Alice Schwarzer hatte am Wochenende eingeräumt, dass sie seit den 1980er Jahren ein Konto in der Schweiz hatte, dessen Zinserträge sie nicht versteuerte. Sie hat eine Selbstanzeige bei den Finanzbehörden eingereicht und für die vergangenen zehn Jahre 200 000 Euro Steuern plus Säumniszinsen nachgezahlt. Viele rätseln nun, wie hoch Schwarzers Vermögen in der Schweiz wohl war. Laut "Bild" sind es 2,4 Millionen Euro. Das halten Experten für möglich. "In der Schweiz sind ein Prozent Zinsen nichts Ungewöhnliches, da schafft man sein Geld nicht hin, um hohe Zinserträge zu erzielen, sondern um es vor dem Zugriff des Fiskus zu schützen", sagt Max Herbst, Inhaber der FMH Finanzberatung in Frankfurt. "Stimmen die 2,4 Millionen Euro im Fall Schwarzer, wären das 24 000 Euro Zinsen pro Jahr."

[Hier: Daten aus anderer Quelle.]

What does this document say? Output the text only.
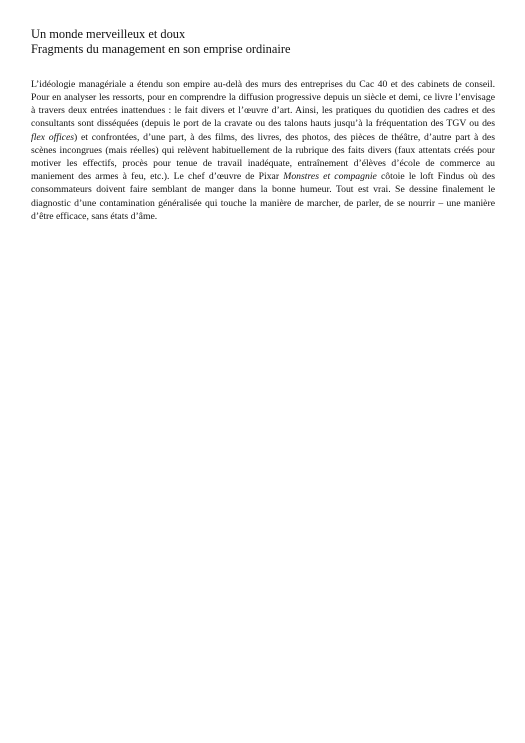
Un monde merveilleux et doux
Fragments du management en son emprise ordinaire

L’idéologie managériale a étendu son empire au-delà des murs des entreprises du Cac 40 et des cabinets de conseil. Pour en analyser les ressorts, pour en comprendre la diffusion progressive depuis un siècle et demi, ce livre l’envisage à travers deux entrées inattendues : le fait divers et l’œuvre d’art. Ainsi, les pratiques du quotidien des cadres et des consultants sont disséquées (depuis le port de la cravate ou des talons hauts jusqu’à la fréquentation des TGV ou des flex offices) et confrontées, d’une part, à des films, des livres, des photos, des pièces de théâtre, d’autre part à des scènes incongrues (mais réelles) qui relèvent habituellement de la rubrique des faits divers (faux attentats créés pour motiver les effectifs, procès pour tenue de travail inadéquate, entraînement d’élèves d’école de commerce au maniement des armes à feu, etc.). Le chef d’œuvre de Pixar Monstres et compagnie côtoie le loft Findus où des consommateurs doivent faire semblant de manger dans la bonne humeur. Tout est vrai. Se dessine finalement le diagnostic d’une contamination généralisée qui touche la manière de marcher, de parler, de se nourrir – une manière d’être efficace, sans états d’âme.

Wie auch immer: Schwarzers Steuerdelikt ist kein Einzelfall. Erst vor kurzem war Theo Sommer, Herausgeber der Wochenzeitung "Die Zeit", wegen Steuerbetrugs zu einer Bewährungsstrafe verurteilt worden. Am 10. März beginnt der Prozess gegen Uli Hoeneß. Dem Präsidenten des FC Bayern wird vorgeworfen, mehrere Millionen hinterzogen zu haben. Er hat zwar eine Selbstanzeige gestellt, doch die war offenbar nicht hinreichend, so dass es zur Anklage kam. Und immer wieder stellt sich die Frage, ob Selbstanzeigen sinnvoll sind. Ist es legitim, sich durch Zahlungen von der Strafe freizukaufen? Die Praktiker sagen: ja. "Ohne dieses Instrument würden viele Steuerhinterzieher nie entdeckt", sagt etwa Reiner Holznagel vom Bund der Steuerzahler. Die Deutsche Steuergewerkschaft fordert dagegen engere Grenzen. Bei Fällen, in denen mehr als 50 000 Euro Steuern hinterzogen worden seien, seien Selbstanzeigen problematisch, erklärte Gewerkschafts-Chef Thomas Eigenthaler. Gäbe es mehr Steuerprüfungen bei Unternehmen und Einkommensmillionären, würde mehr Steuerhinterziehung auf andere Weise entdeckt, so das Argument der Steuergewerkschaft.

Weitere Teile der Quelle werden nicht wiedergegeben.